Bloomsbury
Review by Brian Tanguay
A black boy, just young enough to walk through town alone, hears a truck rumbling down the dirt road near a cafe. The truck pulls up alongside the boy and stops. In the cab are two white men, and riding in the bed are three or four little boys around the same age as the black boy. Using the epithet common in the American South in the late 1950s, the driver demands the black boy come closer and asks him if he can whistle. The black boy says he can. Go ahead and whistle then, says the man. The black boy tries his best, but he’s intimidated and fearful and no sound emerges. The driver laughs and tells the boys that the reason the black boy can’t whistle is because his lips are too thick.
That little boy was the artist Winfred Rembert and the place was Cuthbert, Georgia. Jim Crow still dictated what black people could and couldn’t do, where they could and couldn’t go, and Rembert would feel its relentless weight and terror many times as he grew up. One day when Rembert was just six or seven the owner of the cotton plantation where his aunt worked took him into the barn and pointed to some glass jars in which men’s private parts floated like pickled fruit. “That’s Old Tom,” the owner laughed, “and this here’s Old John. Don’t let that be you, boy.”
Even though he was a little boy, Rembert understood the message because it was the same one he saw and heard everywhere he went in and around Cuthbert: You’re nothing, stay in your place. Step out of your place and you’ll be taught a lesson you won’t forget.
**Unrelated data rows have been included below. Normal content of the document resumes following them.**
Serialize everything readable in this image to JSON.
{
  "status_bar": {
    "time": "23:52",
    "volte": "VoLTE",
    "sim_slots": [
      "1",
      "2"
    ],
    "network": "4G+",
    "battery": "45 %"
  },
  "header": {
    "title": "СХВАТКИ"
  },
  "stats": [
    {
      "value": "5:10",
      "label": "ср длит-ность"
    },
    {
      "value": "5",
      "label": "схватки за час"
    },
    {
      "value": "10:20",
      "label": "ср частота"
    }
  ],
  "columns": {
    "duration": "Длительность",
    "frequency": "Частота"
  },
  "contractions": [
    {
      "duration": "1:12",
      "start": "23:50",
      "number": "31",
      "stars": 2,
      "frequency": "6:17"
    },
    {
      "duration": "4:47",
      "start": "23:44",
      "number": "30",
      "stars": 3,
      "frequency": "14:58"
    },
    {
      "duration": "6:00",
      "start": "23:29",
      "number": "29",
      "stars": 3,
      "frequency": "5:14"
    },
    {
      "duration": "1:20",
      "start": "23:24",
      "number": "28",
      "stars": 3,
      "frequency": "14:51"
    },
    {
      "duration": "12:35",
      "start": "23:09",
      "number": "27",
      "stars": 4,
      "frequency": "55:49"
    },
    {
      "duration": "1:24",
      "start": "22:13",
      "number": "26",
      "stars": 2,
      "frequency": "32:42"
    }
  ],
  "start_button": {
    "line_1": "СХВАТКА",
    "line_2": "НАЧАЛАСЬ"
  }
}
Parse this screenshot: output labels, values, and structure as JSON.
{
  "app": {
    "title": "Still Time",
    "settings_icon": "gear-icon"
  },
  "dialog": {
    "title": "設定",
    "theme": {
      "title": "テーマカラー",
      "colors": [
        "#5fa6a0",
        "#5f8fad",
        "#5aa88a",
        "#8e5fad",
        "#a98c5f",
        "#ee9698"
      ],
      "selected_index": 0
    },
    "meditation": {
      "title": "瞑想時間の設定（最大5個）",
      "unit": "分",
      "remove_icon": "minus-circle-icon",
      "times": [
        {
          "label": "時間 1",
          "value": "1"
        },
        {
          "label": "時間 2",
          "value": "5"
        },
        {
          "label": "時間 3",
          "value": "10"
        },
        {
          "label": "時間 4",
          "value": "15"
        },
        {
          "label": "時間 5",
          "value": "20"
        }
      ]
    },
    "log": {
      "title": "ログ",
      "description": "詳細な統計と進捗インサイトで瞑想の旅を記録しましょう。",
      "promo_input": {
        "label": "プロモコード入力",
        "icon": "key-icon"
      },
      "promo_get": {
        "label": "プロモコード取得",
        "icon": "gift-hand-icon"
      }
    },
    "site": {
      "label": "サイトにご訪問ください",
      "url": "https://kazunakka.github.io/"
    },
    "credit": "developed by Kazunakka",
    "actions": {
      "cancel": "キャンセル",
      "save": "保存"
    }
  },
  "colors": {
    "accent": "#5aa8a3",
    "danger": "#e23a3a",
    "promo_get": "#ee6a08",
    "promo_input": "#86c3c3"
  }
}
For as long as he lived Winfred Rembert couldn’t understand what drove white people to go out of their way to degrade and humiliate black people. As a young man Rembert was nearly castrated and lynched; he was incarcerated and did hard labor on a road gang. All these experiences might have filled Rembert with bitterness and resentment, but instead they became the raw material for magnificent works of Art. Rembert’s life story is as chilling as it is transcendent, and he tells it in his own words in his Pulitzer Prize winning memoir, Chasing Me To My Grave, published in 2022 by Bloomsbury.
The remarkable narrative is accompanied by 76 full-color paintings that leap off the page, scenes of cotton fields and juke joints, chain gangs and pool halls. Rembert’s medium was stretched leather rather than canvas, a technique he first learned in prison and then perfected through years of trial and error. His paintings bear witness, they’re raw and vivid and colorful. Writing in the Foreword, Bryan Stevenson, author of Just Mercy and founder of the Equal Justice Initiative, notes that Rembert’s art recognizes a fundamental truth: that the great evil of American slavery wasn’t involuntary servitude and forced labor, but the insidious construct of white supremacy.
In the last years of his life Winfred Rembert’s body of work began to be recognized by elite galleries and educational institutions, and in 2011, a documentary film directed by Vivian Ducat, All Me: The Life and Times of Winfred Rembert was released and garnered praise on the festival circuit.
Winfred Rembert passed away in April 2021 at the age of seventy-five.